たとえ、基本的なしつけができている子でも、子犬同様に一から教える気持ちで接してあげてください。まずは、トイレの場所、寝る場所、散歩のルールを決め、家族で情報を共有して、犬に教えてあげましょう。
そして、飼い主は“ほめてくれる存在”だと感じさせることが大切。悪いことをしても、頭ごなしに叱ってはいけません。嫌な思いをしたという経験が残るだけで、嫌われてしまう可能性があります。
いちごラブさんのワンちゃんのように、噛み癖があるならば、まずは噛まれて困る物はしまうこと。動かせないテーブルや壁の場合、噛むと苦い味がする市販のスプレーなどを、犬が見ていないうちにかけて、“噛んだら苦かった”という体験をさせて学習させます。そして、いつも噛んでいたものを噛まなくなったら、たっぷりとほめてあげましょう。
◆過去の経験を尊重することも大切
子犬は真っ白な紙のような脳をしています。そこに経験したことを書き、その経験をもとに次の行動をとります。ですから、覚えてほしくないことは体験させず、いい行動や体験をたくさんさせながら育てるのが理想的です。
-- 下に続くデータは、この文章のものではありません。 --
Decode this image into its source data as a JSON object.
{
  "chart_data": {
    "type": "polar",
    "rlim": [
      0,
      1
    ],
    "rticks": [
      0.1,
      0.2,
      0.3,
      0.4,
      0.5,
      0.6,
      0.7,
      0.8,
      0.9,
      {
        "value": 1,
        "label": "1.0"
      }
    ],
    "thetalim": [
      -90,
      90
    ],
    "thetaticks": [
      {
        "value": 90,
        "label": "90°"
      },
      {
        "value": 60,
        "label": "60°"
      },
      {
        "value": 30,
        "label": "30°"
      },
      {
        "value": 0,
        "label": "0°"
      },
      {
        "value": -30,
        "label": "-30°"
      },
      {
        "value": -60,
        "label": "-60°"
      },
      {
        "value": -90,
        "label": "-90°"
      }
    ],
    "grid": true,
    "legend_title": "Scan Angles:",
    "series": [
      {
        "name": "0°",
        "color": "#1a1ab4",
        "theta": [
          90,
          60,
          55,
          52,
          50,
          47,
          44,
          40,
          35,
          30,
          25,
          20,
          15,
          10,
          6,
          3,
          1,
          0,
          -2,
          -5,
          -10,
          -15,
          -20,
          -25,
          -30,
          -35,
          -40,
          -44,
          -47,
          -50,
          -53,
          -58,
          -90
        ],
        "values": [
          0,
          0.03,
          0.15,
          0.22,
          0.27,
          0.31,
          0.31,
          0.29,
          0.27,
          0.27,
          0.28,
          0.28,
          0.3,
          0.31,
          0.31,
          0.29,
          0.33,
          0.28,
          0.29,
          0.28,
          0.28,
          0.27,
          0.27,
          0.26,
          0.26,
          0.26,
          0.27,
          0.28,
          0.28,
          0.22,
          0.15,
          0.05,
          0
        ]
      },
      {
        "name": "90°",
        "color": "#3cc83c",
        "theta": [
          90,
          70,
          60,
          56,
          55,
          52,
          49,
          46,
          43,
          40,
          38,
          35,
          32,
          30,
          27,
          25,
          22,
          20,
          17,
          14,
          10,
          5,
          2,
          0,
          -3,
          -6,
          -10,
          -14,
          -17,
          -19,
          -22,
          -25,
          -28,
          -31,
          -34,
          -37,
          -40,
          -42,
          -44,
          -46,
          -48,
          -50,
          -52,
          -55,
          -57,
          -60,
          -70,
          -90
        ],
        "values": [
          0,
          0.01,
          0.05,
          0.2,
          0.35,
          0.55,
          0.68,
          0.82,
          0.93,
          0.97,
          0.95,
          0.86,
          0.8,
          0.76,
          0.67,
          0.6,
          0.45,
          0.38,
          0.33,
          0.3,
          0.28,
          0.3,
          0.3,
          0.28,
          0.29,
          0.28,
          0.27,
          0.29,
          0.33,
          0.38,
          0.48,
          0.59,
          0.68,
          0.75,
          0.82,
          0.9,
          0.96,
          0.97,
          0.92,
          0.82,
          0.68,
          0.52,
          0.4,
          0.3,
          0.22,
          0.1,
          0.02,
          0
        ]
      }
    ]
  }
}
それに対し成犬は、迎え入れるまでの生活環境がさまざま。引き取った場合、過去の生活環境を知ることが重要です。
どのような生活をしていたのか情報を集め、飼い主が、以前と同じように受け入れてあげることも必要です。
例えば、過去の生活でトイレを外で教えられていた犬に、突然、室内でさせようとしても、それはできなくてあたり前。時間をかけて教えていくことも必要ですが、飼い主もある程度、過去の経験を尊重してつきあってあげましょう。